I’ve shared our story of hope. Of infertility. Of waiting. Praying for this child for many years. A story filled with so much light even through some very dark days. .

There’s more to her story. A part I never want to forget. Almost nine years ago I was pregnant with our third child. I had miscarried before getting pregnant with her. My husband was very busy at that point with his military career. He was called away on several deployments. Leaving us alone for months at a time. .

For most of our married life, we dreamed and talked about having four children, yet at that point our family felt very full. I was doing so much on my own. Our older two children were only 5 and 2 and many days I was overwhelmed. After talking to the doctor and knowing I would be having a third c-section, somewhere in my mind, I decided that during that c-section I would get my tubes tied. Fast forward months later, I suddenly became very ill and I was taken by ambulance to deliver our baby girl almost two months early. My husband and I had never really had the opportunity to discuss the tubal. In fact, we had always had different views on it. He was not in agreement with it; feeling we should leave this decision in God's hands. We didn’t pray and seek God’s discernment on this huge decision together; yet in my desperation, in the haste of all that was going on, in my extreme sickness and emotional state, I signed the papers to have the tubal during the c-section. 


I will never forget the feeling in my stomach, after having the tubal and all the medicine had worn off, the moment I realized what I had done. The loss I felt. The loneliness in that decision and situation.

Years would pass, yet I never fully let go of those regretful feelings. We prayed, giving those feelings to God time and time again. We waited. After many years and many prayers, I had a tubal reversal. Even after the surgery, years would pass as we faced infertility. We finally found peace knowing, no matter what the outcome, we had followed God. We had completely given this prayer to Him. One month after all of our failed infertility treatments, I became pregnant with this sweet girl, who would then be born almost five weeks early on Christmas night. 

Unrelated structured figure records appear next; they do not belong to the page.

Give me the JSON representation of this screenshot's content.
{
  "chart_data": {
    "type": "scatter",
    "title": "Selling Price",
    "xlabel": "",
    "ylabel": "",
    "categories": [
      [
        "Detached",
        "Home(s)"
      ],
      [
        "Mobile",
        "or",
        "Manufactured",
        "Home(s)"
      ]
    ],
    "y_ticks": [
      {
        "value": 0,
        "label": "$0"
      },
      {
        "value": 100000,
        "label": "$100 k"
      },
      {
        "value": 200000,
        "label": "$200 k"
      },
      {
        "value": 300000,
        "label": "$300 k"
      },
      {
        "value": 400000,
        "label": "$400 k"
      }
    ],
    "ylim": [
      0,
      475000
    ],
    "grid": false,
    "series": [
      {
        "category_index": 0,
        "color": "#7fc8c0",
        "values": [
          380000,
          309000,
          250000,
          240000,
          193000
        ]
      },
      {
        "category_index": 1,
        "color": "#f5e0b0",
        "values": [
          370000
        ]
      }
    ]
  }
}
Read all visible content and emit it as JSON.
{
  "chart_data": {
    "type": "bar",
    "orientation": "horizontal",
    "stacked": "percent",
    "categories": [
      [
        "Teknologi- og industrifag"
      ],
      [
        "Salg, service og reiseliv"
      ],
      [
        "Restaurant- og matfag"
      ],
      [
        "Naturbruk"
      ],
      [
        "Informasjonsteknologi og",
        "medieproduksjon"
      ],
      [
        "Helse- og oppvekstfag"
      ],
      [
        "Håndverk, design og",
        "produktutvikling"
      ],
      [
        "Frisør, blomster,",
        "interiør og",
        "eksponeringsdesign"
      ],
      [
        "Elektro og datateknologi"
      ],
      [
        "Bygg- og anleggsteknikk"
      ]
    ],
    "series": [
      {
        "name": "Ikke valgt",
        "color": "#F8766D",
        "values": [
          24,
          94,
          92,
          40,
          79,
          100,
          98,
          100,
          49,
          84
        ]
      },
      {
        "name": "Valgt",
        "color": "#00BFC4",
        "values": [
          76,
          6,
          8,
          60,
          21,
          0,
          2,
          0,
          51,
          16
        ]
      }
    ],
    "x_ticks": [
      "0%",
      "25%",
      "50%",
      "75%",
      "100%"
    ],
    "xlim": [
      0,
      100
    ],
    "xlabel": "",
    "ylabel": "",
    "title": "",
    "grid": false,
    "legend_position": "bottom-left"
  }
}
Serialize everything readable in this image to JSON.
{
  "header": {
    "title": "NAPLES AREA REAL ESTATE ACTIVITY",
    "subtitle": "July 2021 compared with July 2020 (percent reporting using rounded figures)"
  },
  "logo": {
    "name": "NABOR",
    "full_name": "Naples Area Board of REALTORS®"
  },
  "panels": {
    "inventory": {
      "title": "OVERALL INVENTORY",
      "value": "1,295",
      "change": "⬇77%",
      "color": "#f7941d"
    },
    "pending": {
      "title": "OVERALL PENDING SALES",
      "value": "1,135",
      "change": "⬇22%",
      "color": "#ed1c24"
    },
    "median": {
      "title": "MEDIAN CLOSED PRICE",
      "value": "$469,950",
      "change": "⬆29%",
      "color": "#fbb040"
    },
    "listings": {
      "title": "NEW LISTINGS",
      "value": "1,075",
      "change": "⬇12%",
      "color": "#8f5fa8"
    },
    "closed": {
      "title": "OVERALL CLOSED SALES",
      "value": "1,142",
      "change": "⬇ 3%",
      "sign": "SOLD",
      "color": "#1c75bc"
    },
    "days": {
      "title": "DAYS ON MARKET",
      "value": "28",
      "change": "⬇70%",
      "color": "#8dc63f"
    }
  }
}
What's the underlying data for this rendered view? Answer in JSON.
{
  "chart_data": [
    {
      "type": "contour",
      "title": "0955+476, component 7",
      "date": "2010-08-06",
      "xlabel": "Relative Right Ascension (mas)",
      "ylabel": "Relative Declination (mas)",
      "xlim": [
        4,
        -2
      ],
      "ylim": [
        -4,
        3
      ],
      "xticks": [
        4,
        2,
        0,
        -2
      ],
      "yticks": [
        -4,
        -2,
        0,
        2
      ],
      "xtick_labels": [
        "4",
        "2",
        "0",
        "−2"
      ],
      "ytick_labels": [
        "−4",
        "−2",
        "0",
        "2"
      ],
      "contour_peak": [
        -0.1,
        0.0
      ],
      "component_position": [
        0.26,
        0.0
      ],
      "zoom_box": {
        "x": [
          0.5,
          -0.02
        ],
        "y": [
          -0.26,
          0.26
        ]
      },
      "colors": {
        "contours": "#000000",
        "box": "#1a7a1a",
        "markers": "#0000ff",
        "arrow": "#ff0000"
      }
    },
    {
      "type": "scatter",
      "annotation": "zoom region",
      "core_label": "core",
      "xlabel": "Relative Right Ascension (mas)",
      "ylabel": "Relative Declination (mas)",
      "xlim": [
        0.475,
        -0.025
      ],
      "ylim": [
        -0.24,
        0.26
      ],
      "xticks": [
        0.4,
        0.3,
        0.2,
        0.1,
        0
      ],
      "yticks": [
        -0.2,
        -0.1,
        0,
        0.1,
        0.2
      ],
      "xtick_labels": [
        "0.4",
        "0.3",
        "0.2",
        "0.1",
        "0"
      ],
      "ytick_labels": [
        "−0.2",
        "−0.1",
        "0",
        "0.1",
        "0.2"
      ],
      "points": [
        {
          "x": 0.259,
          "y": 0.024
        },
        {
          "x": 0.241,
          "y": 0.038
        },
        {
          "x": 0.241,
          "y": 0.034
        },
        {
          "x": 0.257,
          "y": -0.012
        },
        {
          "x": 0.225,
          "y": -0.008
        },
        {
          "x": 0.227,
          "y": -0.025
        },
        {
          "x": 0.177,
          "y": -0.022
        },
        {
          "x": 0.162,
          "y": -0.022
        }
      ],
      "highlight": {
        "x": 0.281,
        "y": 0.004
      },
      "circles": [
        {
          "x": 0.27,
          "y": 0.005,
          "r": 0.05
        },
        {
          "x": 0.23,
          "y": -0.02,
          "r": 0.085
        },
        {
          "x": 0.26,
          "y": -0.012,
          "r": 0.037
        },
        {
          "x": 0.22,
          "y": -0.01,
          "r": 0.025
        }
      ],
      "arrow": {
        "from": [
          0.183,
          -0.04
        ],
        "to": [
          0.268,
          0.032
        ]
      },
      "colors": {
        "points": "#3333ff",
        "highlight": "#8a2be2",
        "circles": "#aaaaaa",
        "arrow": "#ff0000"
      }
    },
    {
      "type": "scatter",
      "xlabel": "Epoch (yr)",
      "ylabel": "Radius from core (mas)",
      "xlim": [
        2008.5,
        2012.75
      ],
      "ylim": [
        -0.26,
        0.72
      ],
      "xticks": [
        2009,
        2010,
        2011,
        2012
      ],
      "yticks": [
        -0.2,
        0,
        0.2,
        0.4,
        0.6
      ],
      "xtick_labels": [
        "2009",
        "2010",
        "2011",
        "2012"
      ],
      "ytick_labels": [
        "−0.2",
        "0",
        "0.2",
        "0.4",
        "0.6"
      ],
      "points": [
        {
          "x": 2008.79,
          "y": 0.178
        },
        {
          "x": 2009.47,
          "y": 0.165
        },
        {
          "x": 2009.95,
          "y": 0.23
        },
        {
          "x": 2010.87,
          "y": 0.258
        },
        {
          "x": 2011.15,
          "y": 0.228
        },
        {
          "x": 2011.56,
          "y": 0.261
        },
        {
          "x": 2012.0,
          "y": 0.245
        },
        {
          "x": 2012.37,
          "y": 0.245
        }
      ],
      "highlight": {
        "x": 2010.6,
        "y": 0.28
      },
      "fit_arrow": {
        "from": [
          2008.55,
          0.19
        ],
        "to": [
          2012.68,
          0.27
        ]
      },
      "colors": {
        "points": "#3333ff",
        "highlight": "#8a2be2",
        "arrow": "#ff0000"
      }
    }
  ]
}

Yes, her story is filled with hope, but her story is also one of mercy and redemption. Of God’s amazing grace. His healing and His never ending love. I am reminded to take everything to Him in prayer. To give my life to Him to lead because truly my life is His.

As I look at her, as I love her, I am overwhelmed by the love God has shown us. I realize that we did nothing to deserve this child of ours. I realize that every story doesn't end like this. There is waiting that seems to never end. There is pain that seems unstoppable. There is hope that is lost. It is through Christ and His unyielding, undeserved love, that we can rejoice through every pain and every sorrow. It is through Him that we will find purpose in the waiting. Comfort in the pain. And mercy, for we deserve nothing, yet He continues to love us. As we get closer to the day of her birth, the day we will also celebrate Christ’s birth, I sing these same words, that Mary sang so many years ago: “My soul glorifies the Lord, and my soul rejoices in God my Savior."